Queer Africa X

In A Letter to Mariama Ba, Kenyan scholar and activist Wanjiku Mukabi Kabira presents us with a generous and generative way to reflect on histories and practices of African intimacy. Her generosity manifests itself through a genuine care about and curiosity toward anomalously intimate figures. I present, here, less a reading, and more a show and tell that might lead to a reading.

Kabira opens A Letter to Mariama Ba by asking Ba to look up a man she once knew, a man whose mysteries she still ponders.

I would . . . like you to check for me a thing or two about a man named Wanyahunyu. When I was a little girl, and that is over fifty years ago, I used to see him working in his garden which was near our home in Raini Njeke, Limuru. I used to see him cultivating the maize plantation, cutting the hedges, tending the crops, and cutting firewood which he would then put on his shoulders, take it somewhere at the end of his shamba . . ., then slowly put the bundle on the ground. I used to see him go down to the stream, which was not very far from his shamba, and come up carrying a bucket of water on his shoulders.

Labor provides the point of entry for this gendered performance, a labor performed alone, repetitively, and which allows for points of cross-identification and gender questioning. An aside, deviations from gendered labor mark queering in Kenyatta and Fanon, as ways to mark and manage queerness—we call this repetition a pattern and we follow patterns to weave histories.

Kabira knows this stream because she would visit it as a girl, “fill” her pot with the “sweet and crystal clear water,” “balance” the pot on her “head,” and “walk . . . home.” Her own girlness was predicated on these performances of labor, an argument I track elsewhere on what it means to “feel” like a “real” girl.

Subtle differences count: he carries his water in bucket; she carries hers in a pot. He carries his on his shoulders; she balances hers on her head. But his labor troubles her as it does not accede to the demands of gender differentiation. He works as a man and as a woman. She is fascinated, intrigued by the possibilities of cross- and anti-gender identification.

I have jumped ahead. Let me follow, instead, this little path she has created.

This path leads to Wanyahunyu’s home, a home that unsettles Kabira’s notion of a home.
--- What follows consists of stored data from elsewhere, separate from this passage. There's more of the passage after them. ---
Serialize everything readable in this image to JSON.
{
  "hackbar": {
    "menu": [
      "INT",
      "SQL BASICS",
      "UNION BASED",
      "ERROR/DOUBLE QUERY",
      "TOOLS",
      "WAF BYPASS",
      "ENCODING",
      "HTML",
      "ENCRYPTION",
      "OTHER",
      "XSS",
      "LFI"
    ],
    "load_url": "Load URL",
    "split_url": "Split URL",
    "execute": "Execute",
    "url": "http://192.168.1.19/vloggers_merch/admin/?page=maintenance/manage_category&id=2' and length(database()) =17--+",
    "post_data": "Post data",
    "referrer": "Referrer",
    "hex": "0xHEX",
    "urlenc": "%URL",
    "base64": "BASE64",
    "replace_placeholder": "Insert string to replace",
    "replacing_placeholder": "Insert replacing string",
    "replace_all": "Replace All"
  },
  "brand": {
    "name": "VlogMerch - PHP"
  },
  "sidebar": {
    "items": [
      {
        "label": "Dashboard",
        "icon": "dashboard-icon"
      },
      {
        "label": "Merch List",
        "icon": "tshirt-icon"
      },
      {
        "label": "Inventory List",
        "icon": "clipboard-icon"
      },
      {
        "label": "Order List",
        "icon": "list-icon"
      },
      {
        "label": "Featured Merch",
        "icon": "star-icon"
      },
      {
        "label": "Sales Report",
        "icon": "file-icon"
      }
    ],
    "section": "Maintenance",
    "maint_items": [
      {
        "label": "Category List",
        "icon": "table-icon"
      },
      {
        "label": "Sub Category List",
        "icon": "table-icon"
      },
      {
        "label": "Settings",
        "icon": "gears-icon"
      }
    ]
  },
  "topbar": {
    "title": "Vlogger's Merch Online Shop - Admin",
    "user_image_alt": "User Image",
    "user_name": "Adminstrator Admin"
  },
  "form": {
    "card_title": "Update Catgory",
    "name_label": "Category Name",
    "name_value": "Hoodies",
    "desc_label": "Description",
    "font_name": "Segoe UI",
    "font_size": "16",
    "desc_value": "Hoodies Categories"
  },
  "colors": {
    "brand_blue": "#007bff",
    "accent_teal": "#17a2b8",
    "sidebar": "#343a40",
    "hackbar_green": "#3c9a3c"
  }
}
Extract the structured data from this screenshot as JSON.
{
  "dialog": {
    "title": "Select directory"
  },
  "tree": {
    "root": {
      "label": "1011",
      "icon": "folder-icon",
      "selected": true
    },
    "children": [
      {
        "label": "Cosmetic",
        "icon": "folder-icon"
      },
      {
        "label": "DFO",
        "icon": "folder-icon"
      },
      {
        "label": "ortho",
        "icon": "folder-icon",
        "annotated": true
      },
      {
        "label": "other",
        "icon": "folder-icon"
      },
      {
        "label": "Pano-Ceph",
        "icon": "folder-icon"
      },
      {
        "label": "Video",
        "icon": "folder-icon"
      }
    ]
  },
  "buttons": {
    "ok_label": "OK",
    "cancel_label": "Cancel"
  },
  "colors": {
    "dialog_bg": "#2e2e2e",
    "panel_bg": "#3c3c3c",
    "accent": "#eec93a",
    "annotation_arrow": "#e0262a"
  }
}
One day, I decided to go and find out where Wanyahunyu stayed. I walked over to where I used to see bundles of firewood. As I stood there, I saw a big iron sheet with a hole in it. I knelt down on it and looked through the hole. As I was doing so, a man came out of the hole and said, ‘Waigua atia Wanjiku?’ . . . a friendly Gikuyu greeting, but I was too startled and scared to answer.

He is friendly. He knows her. She initiates contact and remains curious, admitting she never again approached him but she continued to watch him, and to wonder.

She wonders about this man who abjures male privilege.

Wanyahunyu lived in a world where he had choices; that is, he could choose a woman while according to Gikuyu tradition, women waited to be chosen. The clan would identity a woman for a man if the man did not identify one for himself. He could even inherit a woman—his brother’s, and even his father’s younger wives.

In this world of gender privilege, what is it to choose something other than the privilege of masculinity? Though, of course, that choice is itself subtended by masculine privilege.

Kabira struggles to find a term to describe Wanyahunyu. He is not a widower, nor is he a bachelor, because the term bachelor, she writes, “seems to indicate some choice, some feelings, some good living.” In contrast, Wanyahunyu “seemed to have sworn his loyalty to poverty.” A poverty that is linked, in some fundamental way, to his intimate choices and labor practices. Wanyahunyu “fetched water and collected firewood. These were female roles in the village as they were in all other Gikuyu villages. They were jobs associated with women.”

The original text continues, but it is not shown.